Face à l’urgence, la production d’énergie propre et économe est au cœur des villes du futur. Immeubles à énergie positive, métropoles « vertes », éco-quartiers et maisons auto-construites…  après avoir été des modèles expérimentaux, ces différents types d’habitat sont désormais des incontournables de la ville de demain. Des « territoires » de différentes échelles qui s’autoproduisent à partir d’énergies renouvelables pour chauffer l’habitat, alimenter les équipements électriques, assurer la mobilité de ses habitants et soutenir une industrie de proximité. En même temps que la ville se densifie, les murs des villes se végétalisent, les friches industrielles deviennent des jardins, les « coulées vertes » irriguent l’espace urbain. Des fermes verticales sortent de terre pour alimenter les citadins et diminuer le coût énergétique du transport des denrées agricoles. Tout est pensé dans le but d’augmenter la capacité des zones urbaines à capter le CO2 et de réduire l’effet d’îlot de chaleur urbaine (ICU), l’équivalent, à l’échelle des villes, de l’effet de serre.

 

Des villes intelligentes

On reconnaît une « ville intelligente » à sa manière de mettre le  biomimétisme, les technologies avancées, les services de pointe et les big data au service du bien commun, de la préservation des ressources et du respect environnemental.

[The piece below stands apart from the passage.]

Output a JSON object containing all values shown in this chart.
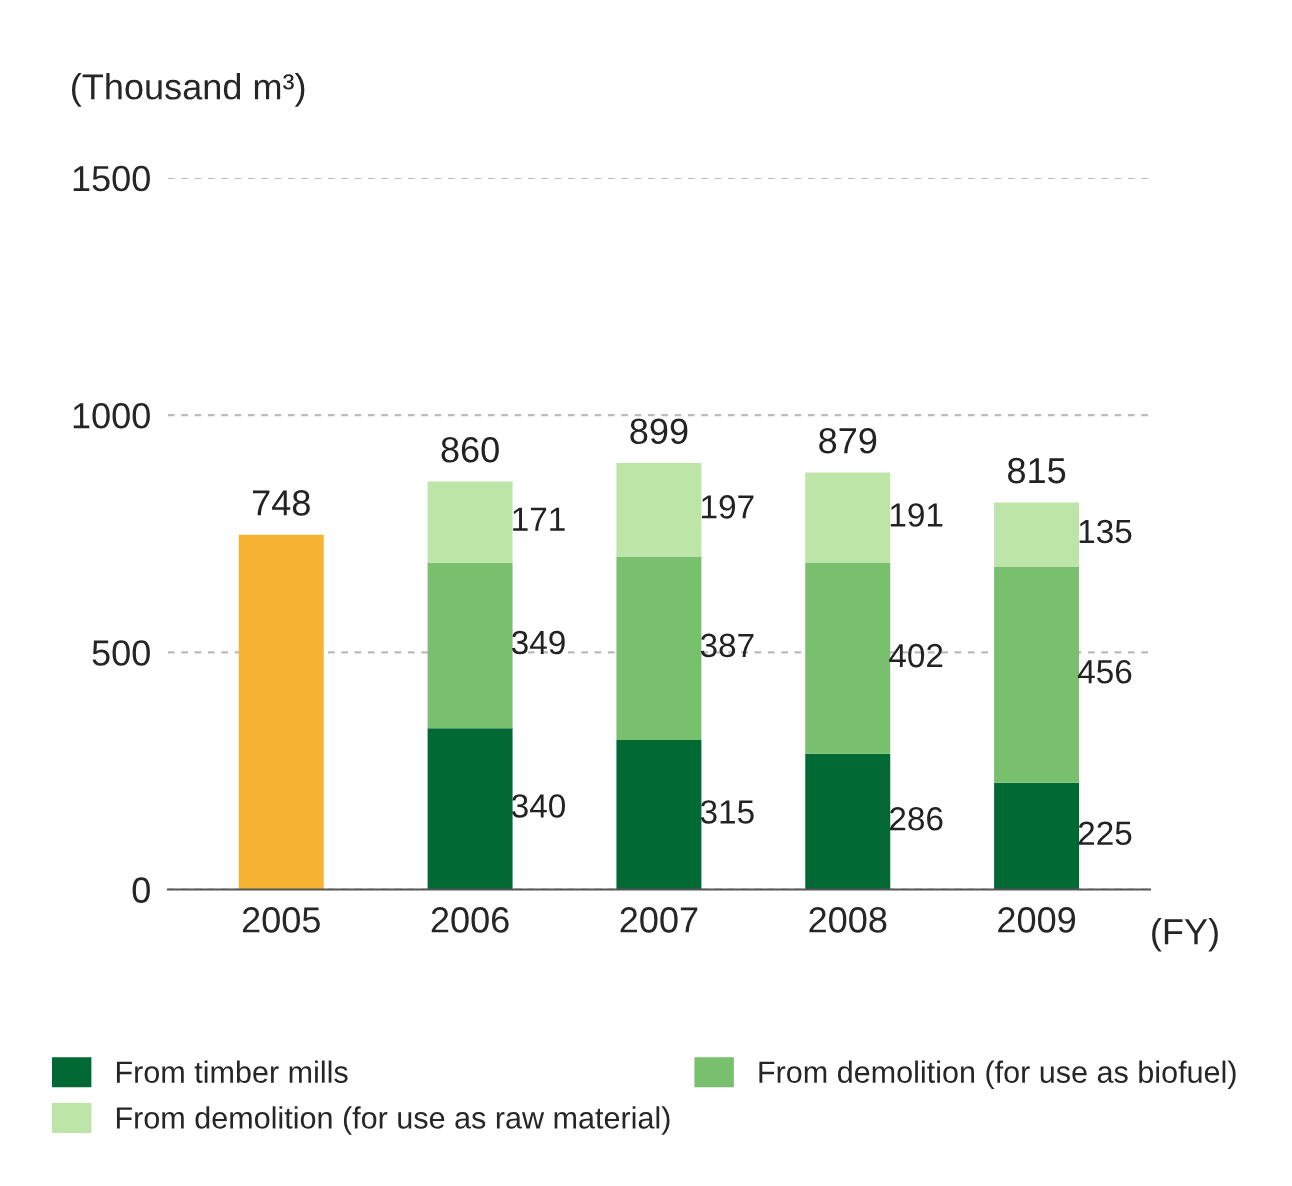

Rien de nouveau dans ce concept d’origine anglo-saxonne : depuis quarante ans,  des mégalopoles asiatiques comme Hong-Kong ou Singapour, sont pionnières dans le domaine.

 

A Singapour, des arbres artificiels hauts de 18 à 50 mètres équipés de modérateurs de température, éclairent grâce à l’énergie solaire récoltée par des cellules photovoltaïques, collectent l’eau de pluie pour irriguer les plantations et alimenter les fontaines et, la nuit venue,  animent leurs auvent pour offrir à toute la ville un spectacle son et lumière féérique… 

 

Certaines villes de Corée du Sud et des  Émirats arabes unis sont conçues des laboratoires d’innovation hyper connectés.

 

Si, pour l’heure, les smart cities d’Europe demeurent plus modestes, les innovations ne manquent pas : poubelles intelligentes, lampadaires économes, parkings connectés, micro-stations environnementales fleurissent aux quatre coins de l’hexagone. Connexions entre les réseaux, collecte, croisement, traitement et exploitation des données, l’analyse et la valorisation des data permettent aux villes de se rendre maîtresse des leviers économiques, environnementaux, citoyens d’une ville durable où il fait bon vivre…

 

Si les données numériques sont aujourd’hui partout dans la gestion urbaine, c’est le citoyen qui reste l’acteur central des villes intelligentes. Les données collectées par les services numériques de l’administration, par les capteurs, par les systèmes de géolocalisation, par les enregistrements vidéo nécessitent de nouvelles régulations et législations pour assurer à la fois la gestion efficace des problématiques urbaines et le respect de la vie privée et de la liberté individuelle de chacun.